The Canadian Venture Capital and Private Equity Association (CVCA) recently released its H1 2018 VC & PE Canadian Market Overview (the Report). The Report highlights major trends in Canadian private capital investment during the first half of 2018.

We encourage market participants to read the entire Report, but if you are short on time, here are our top 10 key takeaways from the Report:

  1. Venture capital investment continued to rise. C$1.7 billion was invested across 308 VC deals in the first half of 2018. This figure represents a 7% expansion in total VC investment over the first half of 2017, continuing a five-year upward trend in both size and volume.

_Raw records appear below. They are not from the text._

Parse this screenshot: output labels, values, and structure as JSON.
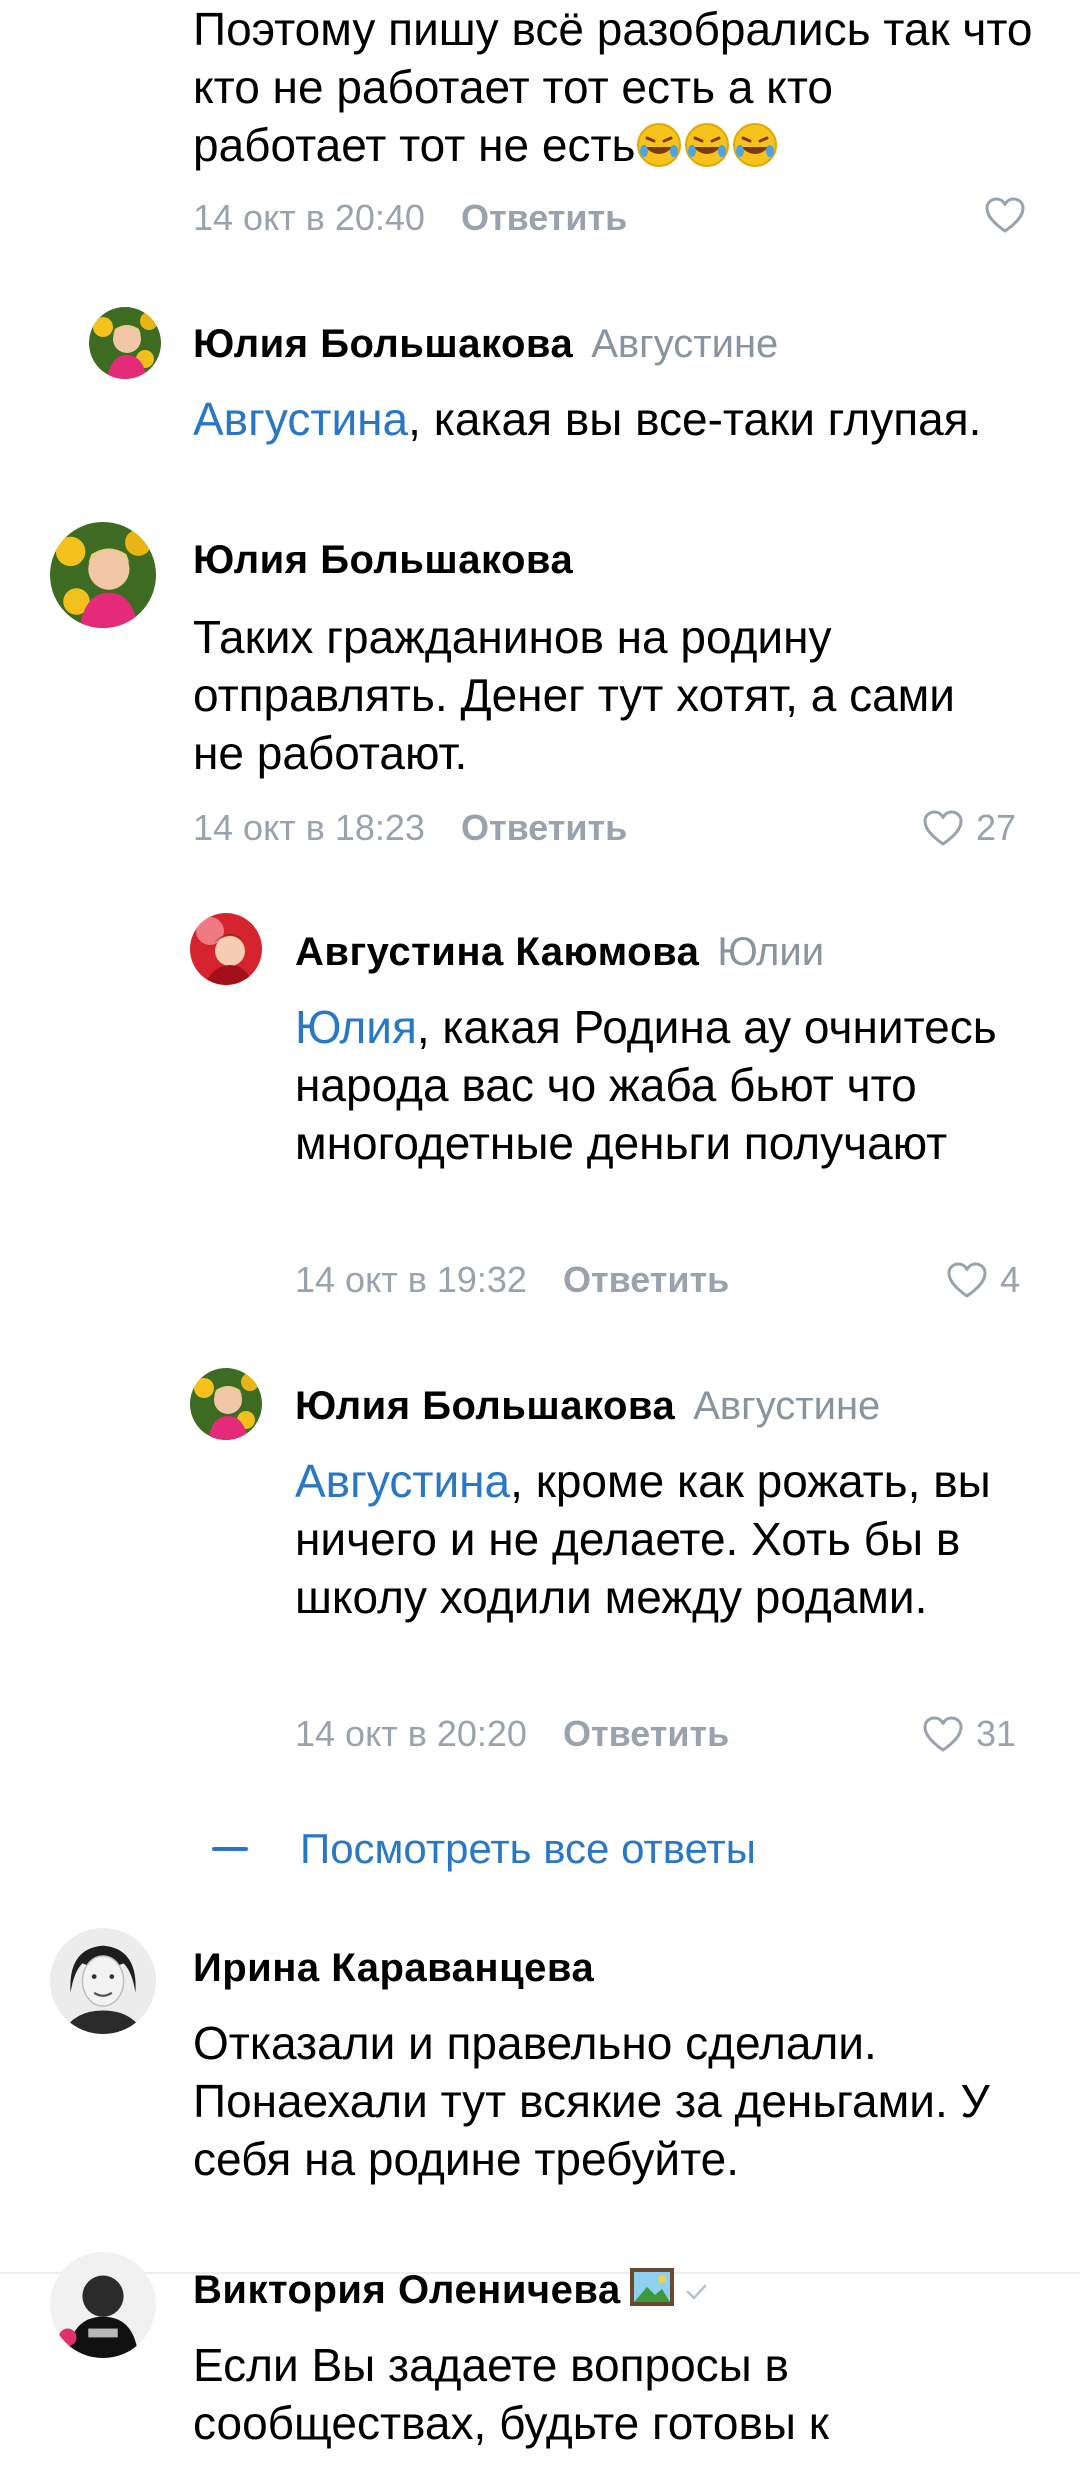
{
  "comments": [
    {
      "text": "Поэтому пишу всё разобрались так что кто не работает тот есть а кто работает тот не есть",
      "emojis": [
        "rolling-on-floor-laughing-emoji",
        "rolling-on-floor-laughing-emoji",
        "rolling-on-floor-laughing-emoji"
      ],
      "time": "14 окт в 20:40",
      "reply_label": "Ответить",
      "likes": ""
    },
    {
      "author": "Юлия Большакова",
      "reply_to": "Августине",
      "mention": "Августина",
      "text": ", какая вы все-таки глупая."
    },
    {
      "author": "Юлия Большакова",
      "text": "Таких гражданинов на родину отправлять. Денег тут хотят, а сами не работают.",
      "time": "14 окт в 18:23",
      "reply_label": "Ответить",
      "likes": "27"
    },
    {
      "author": "Августина Каюмова",
      "reply_to": "Юлии",
      "mention": "Юлия",
      "text": ", какая Родина ау очнитесь народа вас чо жаба бьют что многодетные деньги получают",
      "time": "14 окт в 19:32",
      "reply_label": "Ответить",
      "likes": "4"
    },
    {
      "author": "Юлия Большакова",
      "reply_to": "Августине",
      "mention": "Августина",
      "text": ", кроме как рожать, вы ничего и не делаете. Хоть бы в школу ходили между родами.",
      "time": "14 окт в 20:20",
      "reply_label": "Ответить",
      "likes": "31"
    },
    {
      "author": "Ирина Караванцева",
      "text": "Отказали и правельно сделали. Понаехали тут   всякие за деньгами. У себя на родине требуйте."
    },
    {
      "author": "Виктория Оленичева",
      "text": "Если Вы задаете вопросы в сообществах, будьте готовы к"
    }
  ],
  "show_all_replies": "Посмотреть все ответы",
  "colors": {
    "link": "#2a78c5",
    "secondary": "#9aa3ad"
  },
  "icons": {
    "like": "heart-outline-icon",
    "verified": "checkmark-icon",
    "name_emoji": "framed-picture-emoji"
  }
}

  2. When it comes to venture capital, one size does not fit all. Although the average VC deal size in the first half of the year was C$6 million, there were seven “mega” deals that attracted more than C$50 million.
  3. Turns out you can be late to the venture capital party. Later stage companies received 54% of total VC dollars spent in the first half of the year, compared to 41% of total VC dollars spent during the same period last year.

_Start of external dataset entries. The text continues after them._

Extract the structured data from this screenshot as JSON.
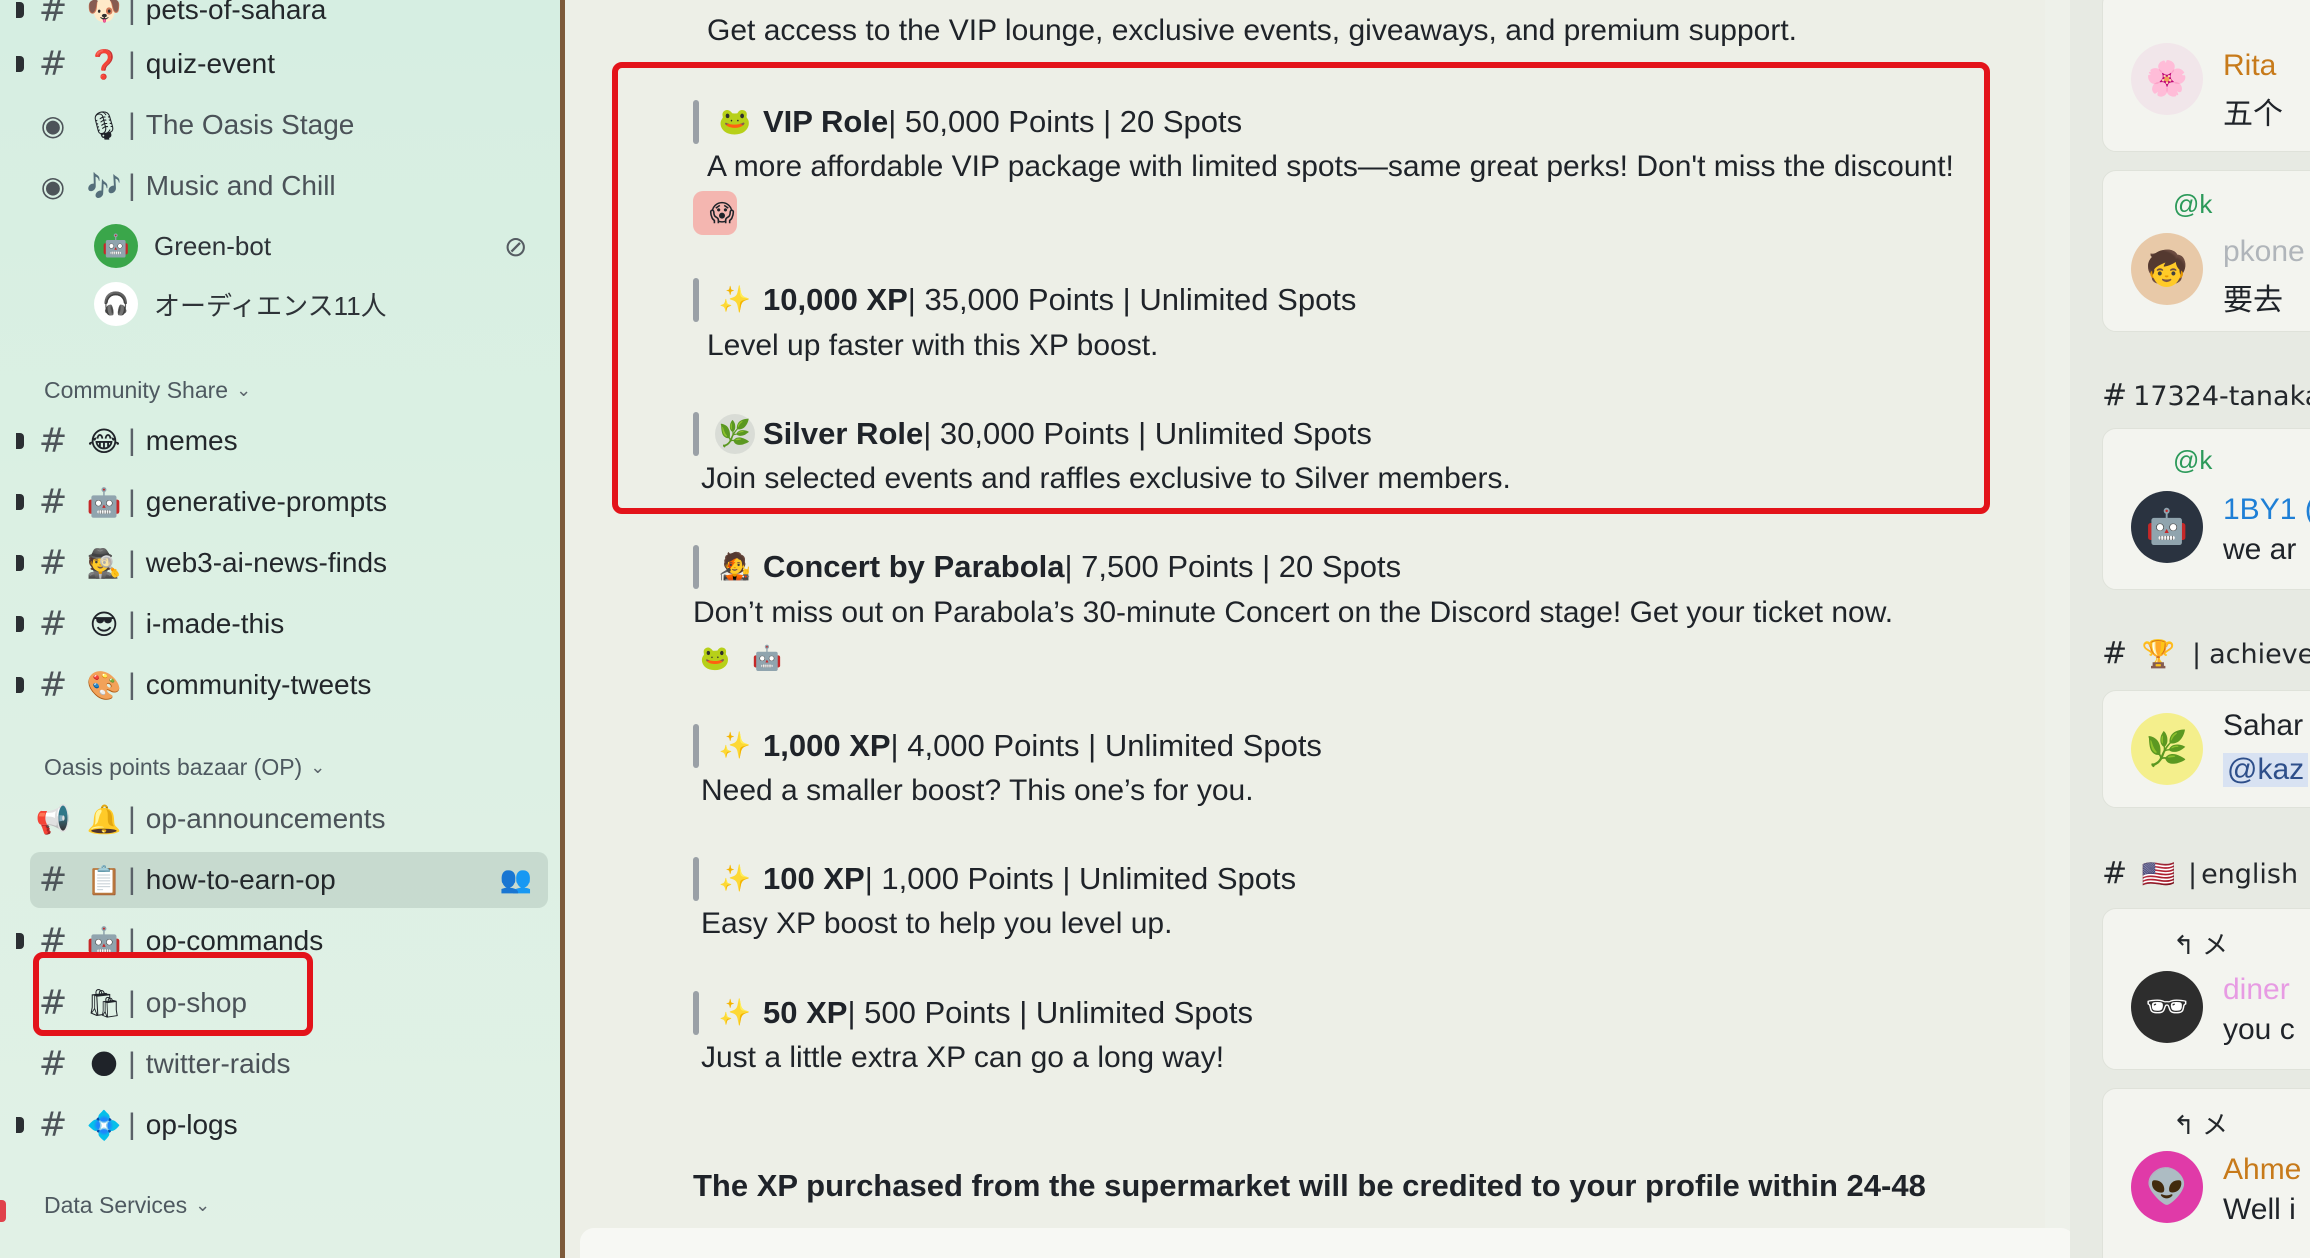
{
  "sidebar": {
    "channels": [
      {
        "icon": "#",
        "emoji": "🐶",
        "name": "pets-of-sahara",
        "unread": true
      },
      {
        "icon": "#",
        "emoji": "❓",
        "name": "quiz-event",
        "unread": true
      },
      {
        "icon": "📡",
        "emoji": "🎙",
        "name": "The Oasis Stage",
        "unread": false
      },
      {
        "icon": "📡",
        "emoji": "🎶",
        "name": "Music and Chill",
        "unread": false
      }
    ],
    "voice_users": [
      {
        "name": "Green-bot",
        "avatar": "🤖"
      },
      {
        "name": "オーディエンス11人",
        "avatar": "🎧"
      }
    ],
    "category_community": "Community Share",
    "community_channels": [
      {
        "emoji": "😂",
        "name": "memes"
      },
      {
        "emoji": "🤖",
        "name": "generative-prompts"
      },
      {
        "emoji": "🕵",
        "name": "web3-ai-news-finds"
      },
      {
        "emoji": "😎",
        "name": "i-made-this"
      },
      {
        "emoji": "🎨",
        "name": "community-tweets"
      }
    ],
    "category_bazaar": "Oasis points bazaar (OP)",
    "bazaar_channels": [
      {
        "icon": "📢",
        "emoji": "🔔",
        "name": "op-announcements"
      },
      {
        "icon": "#",
        "emoji": "📋",
        "name": "how-to-earn-op"
      },
      {
        "icon": "#",
        "emoji": "🤖",
        "name": "op-commands"
      },
      {
        "icon": "#",
        "emoji": "🛍",
        "name": "op-shop"
      },
      {
        "icon": "#",
        "emoji": "🌑",
        "name": "twitter-raids"
      },
      {
        "icon": "#",
        "emoji": "💠",
        "name": "op-logs"
      }
    ],
    "category_data": "Data Services"
  },
  "main": {
    "top_line": "Get access to the VIP lounge, exclusive events, giveaways, and premium support.",
    "items": [
      {
        "emoji": "🐸",
        "title": "VIP Role",
        "meta": " | 50,000 Points | 20 Spots",
        "desc": "A more affordable VIP package with limited spots—same great perks! Don't miss the discount!",
        "desc_emoji": "😱"
      },
      {
        "emoji": "✨",
        "title": "10,000 XP",
        "meta": " | 35,000 Points | Unlimited Spots",
        "desc": "Level up faster with this XP boost."
      },
      {
        "emoji": "🌿",
        "title": "Silver Role",
        "meta": " | 30,000 Points | Unlimited Spots",
        "desc": "Join selected events and raffles exclusive to Silver members."
      },
      {
        "emoji": "🧑‍🎤",
        "title": "Concert by Parabola",
        "meta": " | 7,500 Points | 20 Spots",
        "desc": "Don’t miss out on Parabola’s 30-minute Concert on the Discord stage! Get your ticket now."
      },
      {
        "emoji": "✨",
        "title": "1,000 XP",
        "meta": " | 4,000 Points | Unlimited Spots",
        "desc": "Need a smaller boost? This one’s for you."
      },
      {
        "emoji": "✨",
        "title": "100 XP",
        "meta": " | 1,000 Points | Unlimited Spots",
        "desc": "Easy XP boost to help you level up."
      },
      {
        "emoji": "✨",
        "title": "50 XP",
        "meta": " | 500 Points | Unlimited Spots",
        "desc": "Just a little extra XP can go a long way!"
      }
    ],
    "bottom_note": "The XP purchased from the supermarket will be credited to your profile within 24-48"
  },
  "right_panel": {
    "cards": [
      {
        "name": "Rita",
        "text": "五个",
        "avatar": "🌸",
        "name_color": "#c77a1a"
      },
      {
        "reply": "@k",
        "name": "pkone",
        "text": "要去",
        "avatar": "🧒",
        "name_color": "#9aa0a6"
      }
    ],
    "channel_1": "17324-tanaka",
    "cards2": [
      {
        "reply": "@k",
        "name": "1BY1 (",
        "text": "we ar",
        "avatar": "🤖",
        "name_color": "#1e7fd6"
      }
    ],
    "channel_2": "achiever",
    "channel_2_emoji": "🏆",
    "cards3": [
      {
        "name": "Sahar",
        "text": "@kaz",
        "avatar": "🌿",
        "name_color": "#23272b"
      }
    ],
    "channel_3": "english",
    "channel_3_emoji": "🇺🇸",
    "cards4": [
      {
        "reply": "↰ メ",
        "name": "diner",
        "text": "you c",
        "avatar": "🕶",
        "name_color": "#e79be3"
      },
      {
        "reply": "↰ メ",
        "name": "Ahme",
        "text": "Well i",
        "avatar": "👽",
        "name_color": "#c77a1a"
      }
    ]
  },
  "colors": {
    "highlight": "#e3131a",
    "sidebar_bg": "#d6eee2",
    "main_bg": "#edefe7"
  }
}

  4. Private equity investment was driven by a small number of large transactions. C$14.5 billion was invested across 288 PE deals in the first half of 2018. This figure was driven by a small number of large deals – two “mega” deals in particular representing 69% of the total invested capital.
  5. Volume, but not value, of private equity exits slowed significantly. There were 41 PE exits in the first half of the year (representing C$10.5 billion), compared to 152 PE exits (representing C$11.3 billion) in 2017.
  6. Secondary buyouts by PE firms continued to rise. Although only half-way through the year, the amount of PE dollars spent on secondary buyouts has already exceeded to total for each of the last five years.
  7. Pace of IPO PE exits slows. The first half of 2018 saw only two IPO exits by PE firms, compared to five in 2017, one in 2016, six in 2015 and five in 2014.
  8. Ontario and Quebec businesses came out on top. Just over half of the C$1.7 billion of venture capital spent in the first half of the year was invested in Ontario (mainly, Toronto), with most of the remaining funds spent in Quebec (19%) and British Columbia (17%). The vast majority of the 288 PE deals were based in Quebec (61%), followed by Ontario (18%), Alberta (8%) and British Columbia (7%).
  9. Industry concentration continued. Canadian VC investors continued to be drawn primarily to the Information and Communication Technology sector, which captured 63% of all venture funds deployed in the first half of 2018. Industrial and Manufacturing companies dominated PE investments in the first half of 2018, attracting 64 investments (22%), with Information and Communication Technology attracting 45 investments (16%).
  10. Favourable market conditions going forward. Overall, the Report demonstrates that Canada remains a robust market for private investment in both early-stage and established firms. A high-growth, low interest rate environment, combined with an unprecedented amount of dry powder should continue to drive private capital transaction activity for the foreseeable future.